Arslanhan’ın ardından konuşan Birleşik Krallık Avrupa ve Amerika’dan Sorumlu Bakan Alan Duncan; “Bugün acılarla dolu geçen bu uzun muharebelerde hayatını kaybeden veya yaralanan Türkiye, Avustralya, Yeni Zelanda ve diğer milletler topluluğu ve itilaf devletleri askerlerini saygıyla anıyoruz. Savaşın korkunçluğu içinden çıkan iyilik, bize geçmişten ders almanın ve geleceğe bakmanın bugün hepimizin görevi olduğunu öğretiyor. Bu görüş, tüm insanlara ‘Yurtta Barış, Cihanda Barış’ ilkesini hedeflemelerini söyleyen Mustafa Kemal Atatürk’ün bu sözlerinden daha iyi anlatılamazdı” dedi.
 
“Çanakkale savaşı nihai kurtuluşu getirdi”

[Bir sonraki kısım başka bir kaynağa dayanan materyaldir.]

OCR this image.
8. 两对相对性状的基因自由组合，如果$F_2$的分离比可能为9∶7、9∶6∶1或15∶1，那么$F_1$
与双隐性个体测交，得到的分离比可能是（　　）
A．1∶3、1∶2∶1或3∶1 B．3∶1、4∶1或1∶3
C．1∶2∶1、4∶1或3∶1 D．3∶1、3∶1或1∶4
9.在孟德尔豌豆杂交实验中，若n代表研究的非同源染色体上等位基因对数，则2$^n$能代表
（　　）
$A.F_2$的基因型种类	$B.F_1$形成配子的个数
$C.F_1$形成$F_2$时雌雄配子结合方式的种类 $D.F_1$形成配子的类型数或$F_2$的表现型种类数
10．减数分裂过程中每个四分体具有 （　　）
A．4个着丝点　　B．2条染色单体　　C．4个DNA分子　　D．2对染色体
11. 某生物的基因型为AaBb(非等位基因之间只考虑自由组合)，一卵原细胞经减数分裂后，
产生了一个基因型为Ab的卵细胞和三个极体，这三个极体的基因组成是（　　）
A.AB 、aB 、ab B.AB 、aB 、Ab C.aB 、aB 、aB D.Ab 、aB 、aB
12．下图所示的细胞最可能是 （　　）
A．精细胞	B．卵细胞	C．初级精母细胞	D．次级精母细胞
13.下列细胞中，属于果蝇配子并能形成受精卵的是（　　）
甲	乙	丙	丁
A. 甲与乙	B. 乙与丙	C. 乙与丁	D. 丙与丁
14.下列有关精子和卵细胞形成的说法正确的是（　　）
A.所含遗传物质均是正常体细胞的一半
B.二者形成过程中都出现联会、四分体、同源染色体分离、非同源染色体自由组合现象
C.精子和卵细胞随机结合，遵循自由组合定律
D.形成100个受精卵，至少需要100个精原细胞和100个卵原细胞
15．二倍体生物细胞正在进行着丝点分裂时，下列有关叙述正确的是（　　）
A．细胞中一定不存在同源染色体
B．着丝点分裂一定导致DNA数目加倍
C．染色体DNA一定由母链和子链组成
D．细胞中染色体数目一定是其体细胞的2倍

Son olarak Çanakkale savunmasının bir hayat savunması olduğu kadar aynı zamanda da namus ve fazilet için can veren bir gençlik savunması olduğunu belirten Kültür ve Turizm Bakan Yardımcısı Hüseyin Yayman ise; “O nedenle 1915 sonrası yetişmiş olan bütün kuşakların bu manevi hazineye gönülden sahip çıkması ve geleceğe emanet bırakması gerekmektedir. Dünya savaş tarihinde, savaşların sonuçlarını tayin eden birçok koşul vardır. Bu koşullar içerisinde olmazsa olmaz olanlar komutan, asker, silah gücü ve savaşan tarafların davalarına olan inançlarıdır. Çanakkale savunmasına bakıldığında görülecektir ki, bu koşullar bir araya gelmiş ve bu eşsiz zafer bu sayede ortaya çıkmıştır. Bu zaferi yaratan, müstesna derecede kabiliyetli ve cesur olan yönetici kadro, komuta ettiği askerin ‘yüce ruh halini’ tetikleyerek, besleyerek ve sürekli ayakta tutarak nihai kurtuluşa kadar yaşatmayı başarmıştır. Mustafa Kemal’in de sözleriyle ifade ettiği gibi, ‘Çanakkale öyle alelade bir taarruz değil, herkesin muvaffak olmak veya ölmek arzusuyla harekete teşne olduğu bir taarruz olarak tarihimize geçmiştir” dedi.